Exotic swarming dynamics of high-dimensional swarmalators

TL;DR

This paper introduces a high-dimensional swarmalator model that captures complex self-organizing behaviors across various real-world systems, demonstrating its versatility through multiple biological and physical examples.

Contribution

A generalized D-dimensional swarmalator model is proposed, extending previous models to better represent diverse collective behaviors in multiple disciplines.

Findings

Successfully models fish schooling and gene expression waves

Captures embryonic cell sorting and microrobot collectives

Demonstrates intrinsic self-organizations for various interactions

Abstract

Swarmalators are oscillators that can swarm as well as sync via a dynamic balance between their spatial proximity and phase similarity. We present a generalized D-dimensional swarmalator model, which is more realistic and versatile, that captures the self-organizing behaviors of a plethora of real-world collectives. This allows for modeling complicated processes such as flocking, schooling of fish, cell sorting during embryonic development, residential segregation, and opinion dynamics in social groups.

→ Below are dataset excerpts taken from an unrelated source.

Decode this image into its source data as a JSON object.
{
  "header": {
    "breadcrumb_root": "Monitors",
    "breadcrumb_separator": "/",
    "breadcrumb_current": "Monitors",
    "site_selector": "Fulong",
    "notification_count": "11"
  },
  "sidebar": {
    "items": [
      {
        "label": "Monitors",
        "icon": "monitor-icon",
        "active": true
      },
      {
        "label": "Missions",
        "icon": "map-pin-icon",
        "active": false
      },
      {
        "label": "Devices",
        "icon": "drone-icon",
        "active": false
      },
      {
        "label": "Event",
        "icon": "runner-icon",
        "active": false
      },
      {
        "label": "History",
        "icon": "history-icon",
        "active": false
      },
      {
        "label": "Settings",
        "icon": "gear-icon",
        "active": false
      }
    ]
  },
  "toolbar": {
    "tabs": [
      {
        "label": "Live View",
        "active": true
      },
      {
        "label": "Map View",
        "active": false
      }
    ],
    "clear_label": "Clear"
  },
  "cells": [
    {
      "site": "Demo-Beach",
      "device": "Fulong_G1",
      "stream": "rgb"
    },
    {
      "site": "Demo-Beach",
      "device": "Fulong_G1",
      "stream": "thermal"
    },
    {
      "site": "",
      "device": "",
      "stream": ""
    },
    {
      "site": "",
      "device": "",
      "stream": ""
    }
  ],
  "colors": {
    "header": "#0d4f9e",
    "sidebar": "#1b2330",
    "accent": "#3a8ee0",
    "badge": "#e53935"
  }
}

We demonstrate its versatility by capturing the manoeuvers of the school of fish and traveling waves of gene expression, both qualitatively and quantitatively, embryonic cell sorting, microrobot collectives, and various life stages of slime mold by a suitable extension of the original model to incorporate appropriate features besides a gallery of its intrinsic self-organizations for various interactions. We expect this high-dimensional model to be potentially useful in describing swarming systems in a wide range of disciplines including physics of active matter, developmental biology, sociology, and engineering.